Research conducted by scientists at the University of Colorado1 has shown that real-time monitoring of indoor ambient air can be an indicator of increased risk of airborne viral transmission, utilizing different levels of risk-based factors such as CO2 concentration levels and the type of human activity in the area.* The HSE has released further guidance on this topic in the following link:
Using this guidance and Honeywell algorithms, we identified air quality conditions that are driven by common activities and variables such as average room size, number of people present, breathing rate, and duration. The device comes with three pre-programmed indoor activity settings: low activity (movie theatres, libraries, and classrooms), medium activity (restaurants, offices, small clinics), and high activity
(gyms, indoor arenas, recreation centres) and is recommended for coverage of 800-1000 square feet. For each setting, the monitor provides indications using a traffic light pattern (green, yellow, or red) and a sound alarm so users can be aware of
conditions that may increase the risk of airborne transmission based on detectable CO2 levels.
For full details of the Transmission Risk Air Monitor, please see here
*The Honeywell Transmission Risk Air Monitor (HTRAM) analyzes specific air quality conditions and alerts the user when conditions are present that may increase the risk of exposure to airborne viral transmission. It does not prevent or reduce virus transmission nor mitigate viruses that may be present, nor does it detect or warn against the presence of any virus, including but not limited to COVID-19. The HTRAM does not repel or destroy any microorganism, viruses, bacteria, or germs.

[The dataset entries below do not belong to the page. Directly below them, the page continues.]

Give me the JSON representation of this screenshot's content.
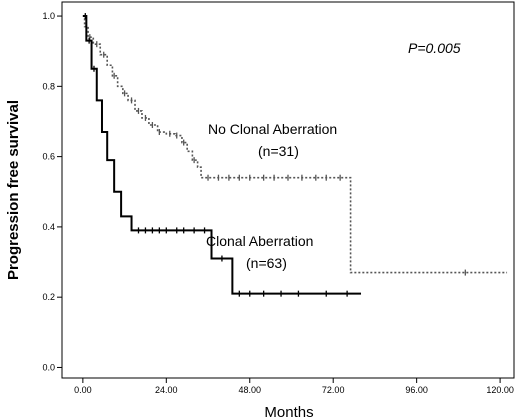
{
  "chart_data": {
    "type": "line",
    "title": "",
    "xlabel": "Months",
    "ylabel": "Progression free survival",
    "xlim": [
      -6,
      124
    ],
    "ylim": [
      -0.03,
      1.04
    ],
    "x_ticks": [
      {
        "value": 0,
        "label": "0.00"
      },
      {
        "value": 24,
        "label": "24.00"
      },
      {
        "value": 48,
        "label": "48.00"
      },
      {
        "value": 72,
        "label": "72.00"
      },
      {
        "value": 96,
        "label": "96.00"
      },
      {
        "value": 120,
        "label": "120.00"
      }
    ],
    "y_ticks": [
      {
        "value": 0.0,
        "label": "0.0"
      },
      {
        "value": 0.2,
        "label": "0.2"
      },
      {
        "value": 0.4,
        "label": "0.4"
      },
      {
        "value": 0.6,
        "label": "0.6"
      },
      {
        "value": 0.8,
        "label": "0.8"
      },
      {
        "value": 1.0,
        "label": "1.0"
      }
    ],
    "grid": false,
    "annotations": {
      "p_value": "P=0.005",
      "no_clonal_label": "No Clonal Aberration",
      "no_clonal_n": "(n=31)",
      "clonal_label": "Clonal Aberration",
      "clonal_n": "(n=63)"
    },
    "series": [
      {
        "name": "No Clonal Aberration",
        "style": "dotted",
        "color": "#555555",
        "steps": [
          [
            0,
            1.0
          ],
          [
            0.5,
            0.97
          ],
          [
            1.5,
            0.94
          ],
          [
            3,
            0.92
          ],
          [
            5,
            0.89
          ],
          [
            7,
            0.86
          ],
          [
            8.5,
            0.83
          ],
          [
            10,
            0.8
          ],
          [
            11.5,
            0.78
          ],
          [
            13,
            0.76
          ],
          [
            15,
            0.73
          ],
          [
            17,
            0.71
          ],
          [
            19,
            0.69
          ],
          [
            21.5,
            0.67
          ],
          [
            24,
            0.665
          ],
          [
            26.5,
            0.66
          ],
          [
            28.5,
            0.64
          ],
          [
            30,
            0.615
          ],
          [
            31.5,
            0.59
          ],
          [
            33,
            0.57
          ],
          [
            34,
            0.54
          ],
          [
            77,
            0.54
          ],
          [
            77,
            0.27
          ],
          [
            122,
            0.27
          ]
        ],
        "censored": [
          2,
          4,
          6,
          9,
          12,
          14,
          16,
          18,
          20,
          22,
          25,
          27,
          29,
          32,
          36,
          39,
          42,
          45,
          48,
          52,
          55,
          59,
          63,
          67,
          70,
          74,
          110
        ]
      },
      {
        "name": "Clonal Aberration",
        "style": "solid",
        "color": "#000000",
        "steps": [
          [
            0,
            1.0
          ],
          [
            1,
            0.93
          ],
          [
            2.5,
            0.85
          ],
          [
            4,
            0.76
          ],
          [
            5.5,
            0.67
          ],
          [
            7,
            0.59
          ],
          [
            9,
            0.5
          ],
          [
            11,
            0.43
          ],
          [
            14,
            0.39
          ],
          [
            37,
            0.39
          ],
          [
            37,
            0.31
          ],
          [
            43,
            0.31
          ],
          [
            43,
            0.21
          ],
          [
            80,
            0.21
          ]
        ],
        "censored": [
          0.7,
          1.8,
          3.2,
          16,
          18,
          20,
          22,
          24,
          27,
          29,
          32,
          35,
          40,
          45,
          48,
          52,
          57,
          62,
          70,
          76
        ]
      }
    ]
  }
}
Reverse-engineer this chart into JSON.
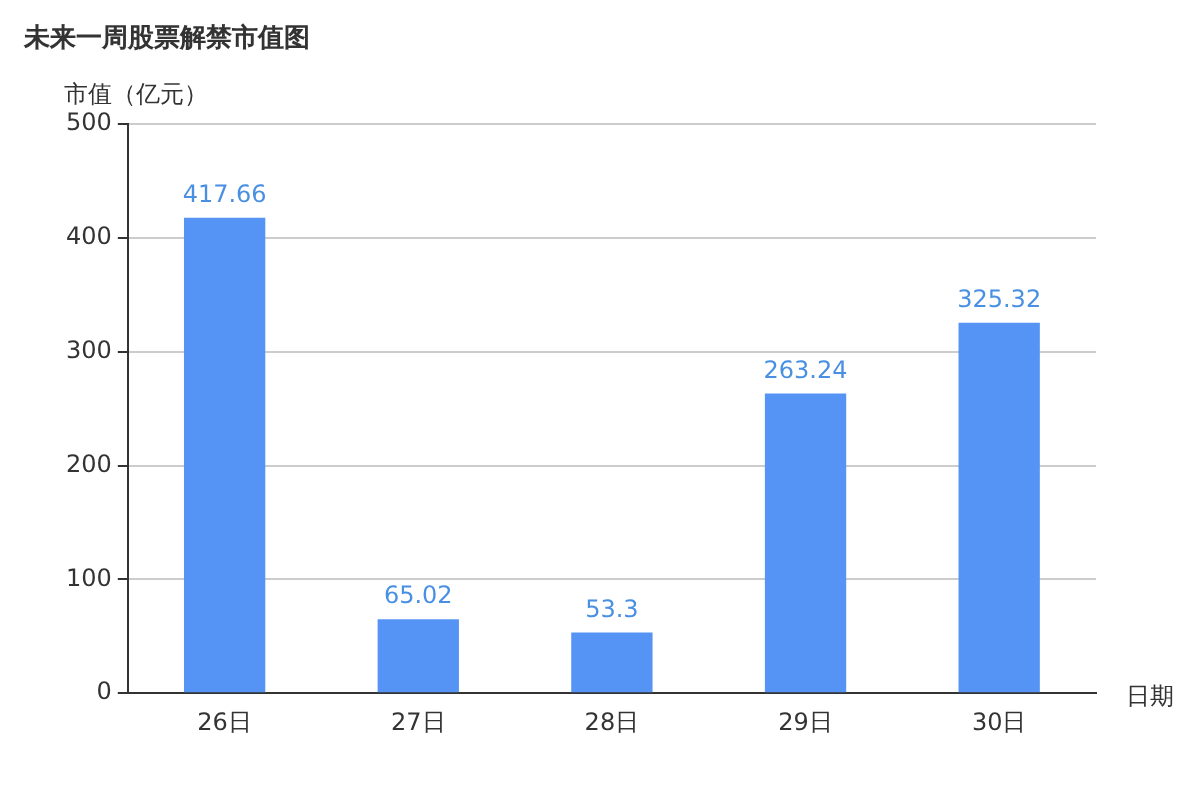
{
  "chart_data": {
    "type": "bar",
    "title": "未来一周股票解禁市值图",
    "ylabel": "市值（亿元）",
    "xlabel": "日期",
    "categories": [
      "26日",
      "27日",
      "28日",
      "29日",
      "30日"
    ],
    "values": [
      417.66,
      65.02,
      53.3,
      263.24,
      325.32
    ],
    "color": "#5594f5",
    "ylim": [
      0,
      500
    ],
    "yticks": [
      0,
      100,
      200,
      300,
      400,
      500
    ],
    "grid": "y",
    "data_labels": true
  }
}
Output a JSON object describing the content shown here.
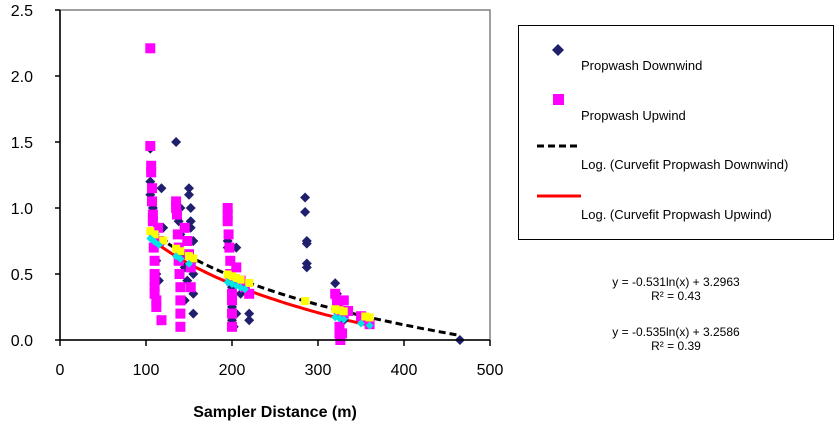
{
  "chart_data": {
    "type": "scatter",
    "xlabel": "Sampler Distance (m)",
    "ylabel": "",
    "xlim": [
      0,
      500
    ],
    "ylim": [
      0,
      2.5
    ],
    "x_ticks": [
      "0",
      "100",
      "200",
      "300",
      "400",
      "500"
    ],
    "y_ticks": [
      "0.0",
      "0.5",
      "1.0",
      "1.5",
      "2.0",
      "2.5"
    ],
    "grid": false,
    "legend_position": "right",
    "series": [
      {
        "name": "Propwash Downwind",
        "marker": "diamond",
        "color": "#1f1f6e",
        "points": [
          [
            105,
            1.45
          ],
          [
            105,
            1.2
          ],
          [
            105,
            1.1
          ],
          [
            108,
            1.0
          ],
          [
            108,
            0.9
          ],
          [
            110,
            0.8
          ],
          [
            110,
            0.7
          ],
          [
            112,
            0.6
          ],
          [
            112,
            0.5
          ],
          [
            115,
            0.45
          ],
          [
            118,
            1.15
          ],
          [
            120,
            0.85
          ],
          [
            120,
            0.75
          ],
          [
            135,
            1.5
          ],
          [
            138,
            0.9
          ],
          [
            140,
            1.0
          ],
          [
            140,
            0.8
          ],
          [
            142,
            0.65
          ],
          [
            145,
            0.55
          ],
          [
            145,
            0.3
          ],
          [
            148,
            0.45
          ],
          [
            150,
            1.15
          ],
          [
            150,
            1.1
          ],
          [
            152,
            1.0
          ],
          [
            152,
            0.9
          ],
          [
            152,
            0.85
          ],
          [
            155,
            0.75
          ],
          [
            155,
            0.6
          ],
          [
            155,
            0.5
          ],
          [
            155,
            0.35
          ],
          [
            155,
            0.2
          ],
          [
            195,
            0.9
          ],
          [
            195,
            0.75
          ],
          [
            195,
            0.7
          ],
          [
            198,
            0.6
          ],
          [
            198,
            0.5
          ],
          [
            200,
            0.45
          ],
          [
            200,
            0.4
          ],
          [
            200,
            0.3
          ],
          [
            200,
            0.25
          ],
          [
            200,
            0.15
          ],
          [
            202,
            0.1
          ],
          [
            205,
            0.7
          ],
          [
            205,
            0.2
          ],
          [
            210,
            0.35
          ],
          [
            220,
            0.2
          ],
          [
            220,
            0.15
          ],
          [
            285,
            1.08
          ],
          [
            285,
            0.97
          ],
          [
            287,
            0.75
          ],
          [
            287,
            0.73
          ],
          [
            287,
            0.58
          ],
          [
            287,
            0.55
          ],
          [
            320,
            0.43
          ],
          [
            322,
            0.35
          ],
          [
            325,
            0.3
          ],
          [
            325,
            0.25
          ],
          [
            328,
            0.2
          ],
          [
            330,
            0.15
          ],
          [
            355,
            0.18
          ],
          [
            360,
            0.12
          ],
          [
            465,
            0.0
          ]
        ]
      },
      {
        "name": "Propwash Upwind",
        "marker": "square",
        "color": "#ff00ff",
        "points": [
          [
            105,
            2.21
          ],
          [
            105,
            1.47
          ],
          [
            106,
            1.32
          ],
          [
            106,
            1.27
          ],
          [
            107,
            1.15
          ],
          [
            107,
            1.05
          ],
          [
            108,
            0.95
          ],
          [
            108,
            0.9
          ],
          [
            109,
            0.8
          ],
          [
            109,
            0.7
          ],
          [
            110,
            0.6
          ],
          [
            110,
            0.5
          ],
          [
            110,
            0.45
          ],
          [
            110,
            0.4
          ],
          [
            110,
            0.35
          ],
          [
            112,
            0.3
          ],
          [
            112,
            0.25
          ],
          [
            114,
            0.85
          ],
          [
            115,
            0.75
          ],
          [
            118,
            0.15
          ],
          [
            135,
            1.05
          ],
          [
            135,
            1.0
          ],
          [
            136,
            0.95
          ],
          [
            137,
            0.8
          ],
          [
            138,
            0.7
          ],
          [
            138,
            0.6
          ],
          [
            139,
            0.5
          ],
          [
            140,
            0.4
          ],
          [
            140,
            0.3
          ],
          [
            140,
            0.2
          ],
          [
            140,
            0.1
          ],
          [
            145,
            0.85
          ],
          [
            148,
            0.75
          ],
          [
            150,
            0.65
          ],
          [
            152,
            0.55
          ],
          [
            152,
            0.4
          ],
          [
            195,
            1.0
          ],
          [
            195,
            0.95
          ],
          [
            195,
            0.9
          ],
          [
            196,
            0.8
          ],
          [
            197,
            0.7
          ],
          [
            198,
            0.6
          ],
          [
            198,
            0.5
          ],
          [
            199,
            0.45
          ],
          [
            200,
            0.35
          ],
          [
            200,
            0.3
          ],
          [
            200,
            0.2
          ],
          [
            200,
            0.1
          ],
          [
            205,
            0.55
          ],
          [
            210,
            0.45
          ],
          [
            215,
            0.4
          ],
          [
            220,
            0.35
          ],
          [
            320,
            0.35
          ],
          [
            322,
            0.3
          ],
          [
            323,
            0.25
          ],
          [
            324,
            0.2
          ],
          [
            325,
            0.1
          ],
          [
            325,
            0.05
          ],
          [
            326,
            0.0
          ],
          [
            328,
            0.05
          ],
          [
            330,
            0.3
          ],
          [
            330,
            0.2
          ],
          [
            335,
            0.22
          ],
          [
            350,
            0.18
          ],
          [
            358,
            0.15
          ],
          [
            360,
            0.12
          ]
        ]
      },
      {
        "name": "Log. (Curvefit Propwash Downwind)",
        "line": "dashed",
        "color": "#000000",
        "a": -0.531,
        "b": 3.2963,
        "x_range": [
          105,
          465
        ]
      },
      {
        "name": "Log. (Curvefit Propwash Upwind)",
        "line": "solid",
        "color": "#ff0000",
        "a": -0.535,
        "b": 3.2586,
        "x_range": [
          105,
          360
        ]
      }
    ],
    "curvefit_markers": {
      "downwind_color": "#ffff00",
      "upwind_color": "#00e5e5",
      "downwind_x": [
        105,
        110,
        120,
        135,
        140,
        150,
        155,
        195,
        200,
        205,
        210,
        220,
        285,
        320,
        325,
        330,
        355,
        360
      ],
      "upwind_x": [
        105,
        110,
        115,
        135,
        140,
        150,
        195,
        200,
        205,
        210,
        215,
        320,
        325,
        330,
        350,
        360
      ]
    },
    "annotations": [
      {
        "equation": "y = -0.531ln(x) + 3.2963",
        "r2": "R² = 0.43"
      },
      {
        "equation": "y = -0.535ln(x) + 3.2586",
        "r2": "R² = 0.39"
      }
    ]
  }
}
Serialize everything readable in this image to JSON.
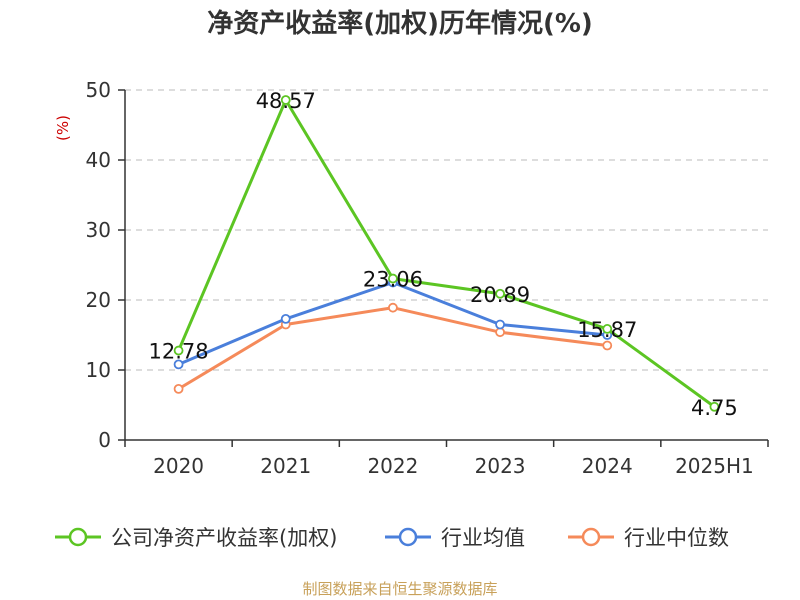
{
  "chart_data": {
    "type": "line",
    "title": "净资产收益率(加权)历年情况(%)",
    "ylabel": "(%)",
    "categories": [
      "2020",
      "2021",
      "2022",
      "2023",
      "2024",
      "2025H1"
    ],
    "ylim": [
      0,
      50
    ],
    "yticks": [
      0,
      10,
      20,
      30,
      40,
      50
    ],
    "grid": true,
    "legend_position": "bottom",
    "series": [
      {
        "name": "公司净资产收益率(加权)",
        "color": "#5cc523",
        "values": [
          12.78,
          48.57,
          23.06,
          20.89,
          15.87,
          4.75
        ],
        "labels": [
          "12.78",
          "48.57",
          "23.06",
          "20.89",
          "15.87",
          "4.75"
        ]
      },
      {
        "name": "行业均值",
        "color": "#4a7fdb",
        "values": [
          10.8,
          17.3,
          22.5,
          16.5,
          15.0,
          null
        ]
      },
      {
        "name": "行业中位数",
        "color": "#f58a5a",
        "values": [
          7.3,
          16.5,
          18.9,
          15.4,
          13.5,
          null
        ]
      }
    ]
  },
  "source": "制图数据来自恒生聚源数据库"
}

• It is buyer’s sole responsibility (1) to determine the suitability of the HTRAM for use in its application, (2) to operate the HTRAM in accordance with the user manual and any other instructions provided by Honeywell, (3) to determine, based on buyer’s experience, expertise, and other available tools, the suitability of any product or service it may offer or recommend to the end user.
• Buyer is responsible for determining whether the product is appropriate for use under certain statutory guidelines and are likewise responsible for determining whether the HTRAM is subject to any government reimbursement programs.
• Any recommendations or assistance provided by Honeywell regarding the use or operation of the HTRAM – through our literature, the Honeywell web site, or otherwise – shall not be construed as representations or warranties of any kind, express or implied, and such information is accepted at buyer’s own risk and without any obligation or liability to Honeywell.
• The information we supply in this data sheet is believed to be accurate and reliable as of this writing. However, specifications may change without notice, and Honeywell assumes no responsibility for its use.
• This product contains a lithium-ion battery and aluminum alloy, and other types of materials. Upon receipt of the product, the customer is responsible for proper use, transport, storage, and disposal of the product based on the battery and material type, including but not limited to applicable governmental requirements for proper disposal.
• The HTRAM does not detect for levels of CO2 that would make for an unsafe or unsuitable breathing environment.